As the horses were completely tired oat, and the teamster could not undertake to get back over such a road at night, the team was taken into the woods and kept there until morning. The apparatus was piled up safely upon the beach, the lines between the vessel and shore were hauled taut, two members of the life- saving crew were placed on guard, and the remainder, with the rescued sailors, started on their weary tramp for the station, where they arrived, exhausted, drenched, and half starved, at twenty minutes past midnight. The members of the station crew had got thoroughly wet by rushing into the water to help the men out of the breeches-buoy at the wreck of the J. 0. Moss, and their clothes had frozen upon them, and afterwards thawed with their exertions. As for the sailors, besides being soaked through and through, they had been thirty hours without food, fifteen of which they had spent in the rigging The first thing done upon arrival was to prepare them supper and get them thoroughly dry and warm. Two of them remained at the station until the afternoon of the next day; the other three staid for three days.
The body of the unfortunate young sailor was given in charge to the coroner, and taken to Ludington. He was twenty-five years of age, and belonged at Chicago, where he was to have been married on his return. It is, of course, obvious that his death under the circumstances could not have been prevented.

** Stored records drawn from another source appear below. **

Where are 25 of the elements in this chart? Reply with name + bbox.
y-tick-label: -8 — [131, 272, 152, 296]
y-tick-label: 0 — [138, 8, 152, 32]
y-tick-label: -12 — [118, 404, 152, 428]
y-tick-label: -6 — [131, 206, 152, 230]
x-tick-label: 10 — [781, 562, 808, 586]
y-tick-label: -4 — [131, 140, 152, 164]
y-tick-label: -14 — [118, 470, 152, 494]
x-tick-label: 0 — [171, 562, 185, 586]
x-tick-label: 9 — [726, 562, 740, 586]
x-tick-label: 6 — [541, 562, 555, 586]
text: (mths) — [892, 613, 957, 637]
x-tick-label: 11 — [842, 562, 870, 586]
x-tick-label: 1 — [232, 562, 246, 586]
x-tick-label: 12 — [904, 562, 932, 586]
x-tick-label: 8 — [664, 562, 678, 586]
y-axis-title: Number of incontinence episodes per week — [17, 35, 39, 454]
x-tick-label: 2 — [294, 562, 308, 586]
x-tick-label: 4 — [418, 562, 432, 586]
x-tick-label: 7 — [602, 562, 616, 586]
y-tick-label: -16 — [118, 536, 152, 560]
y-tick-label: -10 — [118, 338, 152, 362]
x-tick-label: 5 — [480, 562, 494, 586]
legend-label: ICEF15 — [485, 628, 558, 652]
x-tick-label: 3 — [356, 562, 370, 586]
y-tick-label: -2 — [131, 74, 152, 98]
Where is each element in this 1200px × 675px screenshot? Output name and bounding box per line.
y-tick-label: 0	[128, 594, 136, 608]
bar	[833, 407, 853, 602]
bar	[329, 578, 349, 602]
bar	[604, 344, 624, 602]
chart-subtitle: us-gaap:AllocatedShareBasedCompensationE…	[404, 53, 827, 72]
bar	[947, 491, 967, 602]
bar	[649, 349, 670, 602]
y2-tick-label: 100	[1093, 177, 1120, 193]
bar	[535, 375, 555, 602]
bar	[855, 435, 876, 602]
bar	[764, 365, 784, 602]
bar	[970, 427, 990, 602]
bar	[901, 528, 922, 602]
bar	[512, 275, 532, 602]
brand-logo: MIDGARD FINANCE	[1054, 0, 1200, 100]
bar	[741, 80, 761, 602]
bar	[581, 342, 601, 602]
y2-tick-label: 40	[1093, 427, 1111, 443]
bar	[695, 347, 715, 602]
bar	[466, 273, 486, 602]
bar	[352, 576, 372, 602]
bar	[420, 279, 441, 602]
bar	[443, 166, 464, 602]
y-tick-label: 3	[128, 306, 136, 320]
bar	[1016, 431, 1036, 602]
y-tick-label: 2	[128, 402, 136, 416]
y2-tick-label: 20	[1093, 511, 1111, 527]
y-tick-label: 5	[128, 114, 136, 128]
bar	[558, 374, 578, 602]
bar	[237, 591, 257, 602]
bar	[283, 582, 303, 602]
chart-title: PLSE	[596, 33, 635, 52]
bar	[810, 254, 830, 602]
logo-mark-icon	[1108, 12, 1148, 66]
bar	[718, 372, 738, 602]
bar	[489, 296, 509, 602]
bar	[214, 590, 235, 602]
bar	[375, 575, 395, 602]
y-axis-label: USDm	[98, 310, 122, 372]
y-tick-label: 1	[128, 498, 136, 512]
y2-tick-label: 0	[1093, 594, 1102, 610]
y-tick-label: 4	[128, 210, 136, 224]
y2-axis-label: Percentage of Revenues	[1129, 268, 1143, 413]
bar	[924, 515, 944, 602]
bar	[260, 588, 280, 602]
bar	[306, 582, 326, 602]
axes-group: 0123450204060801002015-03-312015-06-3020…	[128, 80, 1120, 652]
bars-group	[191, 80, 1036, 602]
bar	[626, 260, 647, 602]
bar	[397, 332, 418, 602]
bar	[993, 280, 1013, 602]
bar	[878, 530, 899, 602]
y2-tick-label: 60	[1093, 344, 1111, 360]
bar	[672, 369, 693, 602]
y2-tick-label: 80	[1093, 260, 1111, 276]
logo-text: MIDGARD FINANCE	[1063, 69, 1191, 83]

The labors of the life-saving crew upon this date seem particularly worthy of honorable comment. They performed the remarkable service of saving life from two wrecks in succession with the same apparatus; working in. the second instance with wet and frozen lines, which it required peculiar skill and judgment to handle effectively. To achieve this end involved a severe trudge to and from the station, of thirty-four miles, trundling, with the aid of half-blown horses, a heavy wagon load behind them, through a rough wilderness of brush and sand, and with the concomitants of a battering gale and blasts of snow. The heavy work of setting up hawsers and hauling lines, and dragging upon them in the drench of icy surf through the periods of the rescue, becomes a mere incident to the savage toils of such a journey.